В тот год желтая майка «Тур де Франс» шесть раз меняла владельца. Карабучи, Тисс, Гештальт, Мехьопес-Эрвидос, Пелузо. Все из разных команд. Молодые парни в расцвете сил, на третьем или четвертом году профессиональной карьеры. Немилосердная скорость и жесткое соперничество заставили девятнадцать гонщиков сойти с дистанции в полном изнеможении.
Всю неделю Саенц и Барис держались бок о бок. Акил (чей прадед, должно быть, приканчивал служителей культа большим камнем, подкарауливая их в поле поодиночке) уже на старте, подражая Этторе, склонял голову под молитвы отца Блерио, становившиеся все более исступленными после знаменитой «Джиро» и сопровождавшиеся все большим количеством воскуряемых благовоний. Возжигание фимиама вызвало новую волну возмущения со стороны австралийцев и америкашек, почему-то уверенных, будто бы одна миллионная часть священного дыма способна засорить их фильтры.

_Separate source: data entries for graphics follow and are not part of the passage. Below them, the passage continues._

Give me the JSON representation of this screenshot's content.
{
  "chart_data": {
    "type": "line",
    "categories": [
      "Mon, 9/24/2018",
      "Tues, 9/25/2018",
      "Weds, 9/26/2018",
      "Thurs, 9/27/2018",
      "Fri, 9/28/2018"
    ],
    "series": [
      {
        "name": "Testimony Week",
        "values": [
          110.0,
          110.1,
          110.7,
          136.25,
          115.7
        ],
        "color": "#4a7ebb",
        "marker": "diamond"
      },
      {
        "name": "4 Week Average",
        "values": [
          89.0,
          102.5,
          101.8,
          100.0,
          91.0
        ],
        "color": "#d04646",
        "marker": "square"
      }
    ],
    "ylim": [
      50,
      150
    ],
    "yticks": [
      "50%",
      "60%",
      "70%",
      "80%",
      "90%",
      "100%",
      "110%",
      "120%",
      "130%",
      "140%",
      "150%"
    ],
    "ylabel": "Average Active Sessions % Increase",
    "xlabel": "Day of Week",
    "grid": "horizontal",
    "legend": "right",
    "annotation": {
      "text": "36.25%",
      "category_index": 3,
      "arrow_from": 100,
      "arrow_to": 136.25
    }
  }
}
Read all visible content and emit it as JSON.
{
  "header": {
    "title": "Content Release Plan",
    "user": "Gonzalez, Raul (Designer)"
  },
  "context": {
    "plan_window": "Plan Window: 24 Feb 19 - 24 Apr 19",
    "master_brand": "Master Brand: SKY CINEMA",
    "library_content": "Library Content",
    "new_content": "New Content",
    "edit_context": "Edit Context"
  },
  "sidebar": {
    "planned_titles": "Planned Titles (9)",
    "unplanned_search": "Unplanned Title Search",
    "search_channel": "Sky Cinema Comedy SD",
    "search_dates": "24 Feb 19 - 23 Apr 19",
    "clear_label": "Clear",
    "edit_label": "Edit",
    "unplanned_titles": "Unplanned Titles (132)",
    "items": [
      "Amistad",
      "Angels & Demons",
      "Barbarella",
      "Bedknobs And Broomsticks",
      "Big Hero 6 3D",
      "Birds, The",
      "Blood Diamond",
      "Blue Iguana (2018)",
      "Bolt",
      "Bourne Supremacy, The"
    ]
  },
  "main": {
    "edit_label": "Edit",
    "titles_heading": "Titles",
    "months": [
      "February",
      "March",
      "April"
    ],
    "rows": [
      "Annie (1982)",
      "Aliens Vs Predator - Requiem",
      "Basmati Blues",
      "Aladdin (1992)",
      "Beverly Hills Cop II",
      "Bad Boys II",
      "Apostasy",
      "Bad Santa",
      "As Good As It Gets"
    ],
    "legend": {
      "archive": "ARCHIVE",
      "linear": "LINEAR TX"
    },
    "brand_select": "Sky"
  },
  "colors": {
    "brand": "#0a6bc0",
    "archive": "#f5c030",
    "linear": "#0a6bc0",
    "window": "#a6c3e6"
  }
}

С самого начала гонки Саенц и Барис ехали вплотную друг к другу где-то во главе пелотона, однако со временем перебрались в тыл и покатили не спеша, погрузившись в собственные мысли.
По-видимому, состязание не напрягало ни того, ни другого. Пока вокруг неверные язычники лезли вон из кожи, лишь бы двадцать — пятьдесят секунд помаячить впереди всех, истинные герои катили подобно автоматам, чьи маховые колеса вращаются с неизменной, раз и навсегда заданной скоростью в сто десять оборотов в минуту.
Как бишь звали того норвежца? Помните, он еще вырастил дикого гусенка, приучив его вместо убитой матери повсюду следовать за своим «фордом»? Так вот, однажды парень заметил, разгоняясь по трассе, интересную вещь. Оказывается, когда перелетный гусь набирает темп, со стороны не видно, чтобы он сильнее хлопал крыльями. Достаточно несколько иначе развернуть перья — и скорость существенно возрастает, как бы сама по себе, хотя кардиограмма птицы рассказала бы совсем другую историю.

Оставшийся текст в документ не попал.